Se concentrer sur les vrais problèmes
La crise du logement n'est pas générale dans toute la France. Si le prix moyen du mètre carré est de 8.000 euros à Paris, il est de 5.000 à Cannes, 4.000 à Nice, moins de 3.000 euros à Lille, Nantes, Marseille, Bordeaux, Montpellier, Grenoble et Toulouse, autour de 2.000 dans des villes moyennes comme Reims, 1.400 à Belfort et encore moins dans de nombreuses autres zones. Dans certains endroits, les prix sont très élevés parce que les régions sont très touristiques (ex : certaines façades maritimes ou les stations de montagne).
Une grande partie des revenus des ménages sont identiques dans toute la France : SMIC et salaires fonctions du SMIC, fonctions publiques et entreprises publiques notamment, revenus des professions libérales (médicales par exemple) et revenus des capitaux. La charge du coût du logement est donc très différente entre Paris et une ville où les prix sont 4 fois moins élevés, montrant bien que l'action publique doit se concentrer sur les vrais problèmes. Quand les prix moyens sont inférieurs à 3.000 euros, la meilleure solution serait de laisser le marché gérer ce secteur, donc de vendre progressivement la totalité du parc public et de limiter les interventions publiques à l'Aide Personnel au Logement (APL) beaucoup plus simple à gérer et transparente que les aides à la pierre. La seule alternative crédible à la vente consiste à banaliser le statut des bailleurs sociaux vers un statut de droit commun.
La région parisienne
En Europe, la région parisienne ne peut se comparer qu'à celle de Londres, où les prix du logement sont également très élevés et tout à fait atypiques pour le Royaume-Uni. Si l'on estime qu'une région parisienne très puissante est nécessaire, il faut en tirer les conséquences et ouvrir à la construction dense les vastes zones autour des nœuds de transport en commun prévus pour le Grand Paris. Mais de toute manière et en parallèle, il est indispensable de reprendre une politique de déconcentration des activités vers les grandes villes de province. S'il n'y a pas de crise du logement en Allemagne, c'est en grande partie parce que Berlin n'est pas hypertrophiée comme Paris, et que les villes de province (Francfort, Munich, Hambourg, Stuttgart …) sont de véritables capitales régionales. Sans cette action de déconcentration, le problème du logement dans la région parisienne restera insoluble.
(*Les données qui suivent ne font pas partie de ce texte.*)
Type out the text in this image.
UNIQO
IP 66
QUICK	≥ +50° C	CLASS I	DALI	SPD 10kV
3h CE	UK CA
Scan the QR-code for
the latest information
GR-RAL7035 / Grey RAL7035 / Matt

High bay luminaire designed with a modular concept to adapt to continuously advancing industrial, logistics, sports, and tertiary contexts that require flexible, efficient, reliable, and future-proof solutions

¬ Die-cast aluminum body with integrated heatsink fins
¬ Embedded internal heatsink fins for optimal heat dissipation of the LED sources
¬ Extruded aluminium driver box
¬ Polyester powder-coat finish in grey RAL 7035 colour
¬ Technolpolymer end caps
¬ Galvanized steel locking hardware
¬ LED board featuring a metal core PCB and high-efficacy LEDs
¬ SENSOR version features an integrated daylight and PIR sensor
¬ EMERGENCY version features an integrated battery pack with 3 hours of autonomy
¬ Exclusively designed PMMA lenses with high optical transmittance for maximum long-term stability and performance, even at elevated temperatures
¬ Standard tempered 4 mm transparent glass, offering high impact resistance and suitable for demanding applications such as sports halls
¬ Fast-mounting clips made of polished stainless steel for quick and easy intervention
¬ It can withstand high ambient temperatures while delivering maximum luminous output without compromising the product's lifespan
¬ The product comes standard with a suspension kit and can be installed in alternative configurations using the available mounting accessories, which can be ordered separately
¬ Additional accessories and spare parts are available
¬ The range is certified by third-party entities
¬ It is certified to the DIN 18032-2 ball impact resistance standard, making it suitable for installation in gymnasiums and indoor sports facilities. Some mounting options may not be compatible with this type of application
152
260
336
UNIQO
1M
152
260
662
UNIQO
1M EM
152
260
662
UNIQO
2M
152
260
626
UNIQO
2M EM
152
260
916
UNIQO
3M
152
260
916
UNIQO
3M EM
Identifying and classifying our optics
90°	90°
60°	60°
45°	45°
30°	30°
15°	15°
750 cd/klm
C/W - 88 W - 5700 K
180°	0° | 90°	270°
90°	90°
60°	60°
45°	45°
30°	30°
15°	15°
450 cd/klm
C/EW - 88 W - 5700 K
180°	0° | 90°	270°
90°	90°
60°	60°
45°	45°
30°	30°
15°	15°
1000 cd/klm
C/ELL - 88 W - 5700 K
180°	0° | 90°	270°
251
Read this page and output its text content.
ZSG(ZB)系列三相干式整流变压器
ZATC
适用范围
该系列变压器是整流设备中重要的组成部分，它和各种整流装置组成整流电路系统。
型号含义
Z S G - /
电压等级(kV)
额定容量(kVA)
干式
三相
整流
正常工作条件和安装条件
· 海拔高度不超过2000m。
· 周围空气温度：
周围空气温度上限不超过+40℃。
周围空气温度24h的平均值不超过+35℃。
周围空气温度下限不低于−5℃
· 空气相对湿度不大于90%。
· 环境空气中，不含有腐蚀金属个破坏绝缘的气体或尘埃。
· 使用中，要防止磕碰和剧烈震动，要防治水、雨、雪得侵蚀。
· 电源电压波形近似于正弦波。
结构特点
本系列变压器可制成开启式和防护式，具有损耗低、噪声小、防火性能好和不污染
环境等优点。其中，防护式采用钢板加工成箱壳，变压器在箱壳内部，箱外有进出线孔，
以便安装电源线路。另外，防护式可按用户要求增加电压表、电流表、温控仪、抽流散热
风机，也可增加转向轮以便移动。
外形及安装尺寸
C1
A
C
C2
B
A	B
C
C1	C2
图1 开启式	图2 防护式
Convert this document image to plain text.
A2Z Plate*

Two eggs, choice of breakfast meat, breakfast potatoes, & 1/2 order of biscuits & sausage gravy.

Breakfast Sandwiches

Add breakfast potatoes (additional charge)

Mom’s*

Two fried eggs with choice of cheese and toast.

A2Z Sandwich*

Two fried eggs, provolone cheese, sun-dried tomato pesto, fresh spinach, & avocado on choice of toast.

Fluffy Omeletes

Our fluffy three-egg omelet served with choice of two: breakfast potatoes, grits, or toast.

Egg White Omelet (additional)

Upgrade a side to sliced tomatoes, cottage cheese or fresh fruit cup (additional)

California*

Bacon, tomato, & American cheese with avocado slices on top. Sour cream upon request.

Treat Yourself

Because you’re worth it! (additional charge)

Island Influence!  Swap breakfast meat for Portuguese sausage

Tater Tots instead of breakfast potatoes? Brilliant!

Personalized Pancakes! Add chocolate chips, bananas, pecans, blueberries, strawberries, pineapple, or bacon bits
L'implantation en province, dans des villes desservies par le TGV, de plusieurs ministères complets (équipement, santé, agriculture, culture, éducation nationale, …) serait un signal nécessaire et fort.
Le développement rural
Contrairement à ce qui avait été annoncé et redouté, de nombreuses zones rurales connaissent un renouveau démographique, d'après l'INSEE, et se développent plus rapidement que les grandes villes. Cela répond à la préférence marquée des Français pour des maisons individuelles et à un attrait nouveau pour une vie plus proche de la nature. Cette évolution contribue positivement à la lutte contre la désertification de nombreuses zones rurales et doit être encouragée. En 2011, 55% des logements existants sont des maisons individuelles et cette proportion est la même dans la construction neuve malgré le biais du logement social en faveur des logements collectifs. La volonté des politiques de « reconstruire la ville sur la ville » va à l'encontre de ce que souhaitent les Français [2] et n'est réaliste que dans les très grandes villes.
Dans ce contexte, le principal handicap réside dans la rareté et donc le prix élevé des terrains constructibles dans toute la France. Une anomalie dans un pays où la densité de population (114 au km2) est environ deux à trois fois plus faible qu'en Allemagne (231), Royaume-Uni (255), Italie (201), Belgique (351), et Pays-Bas (400). De nombreuses terres ne sont pas rentables ou ont déjà été abandonnées par l'agriculture. Au lieu d'organiser une pénurie artificielle, il est urgent d'ouvrir de vastes espaces à la construction comme cela a été fait en Languedoc-Roussillon.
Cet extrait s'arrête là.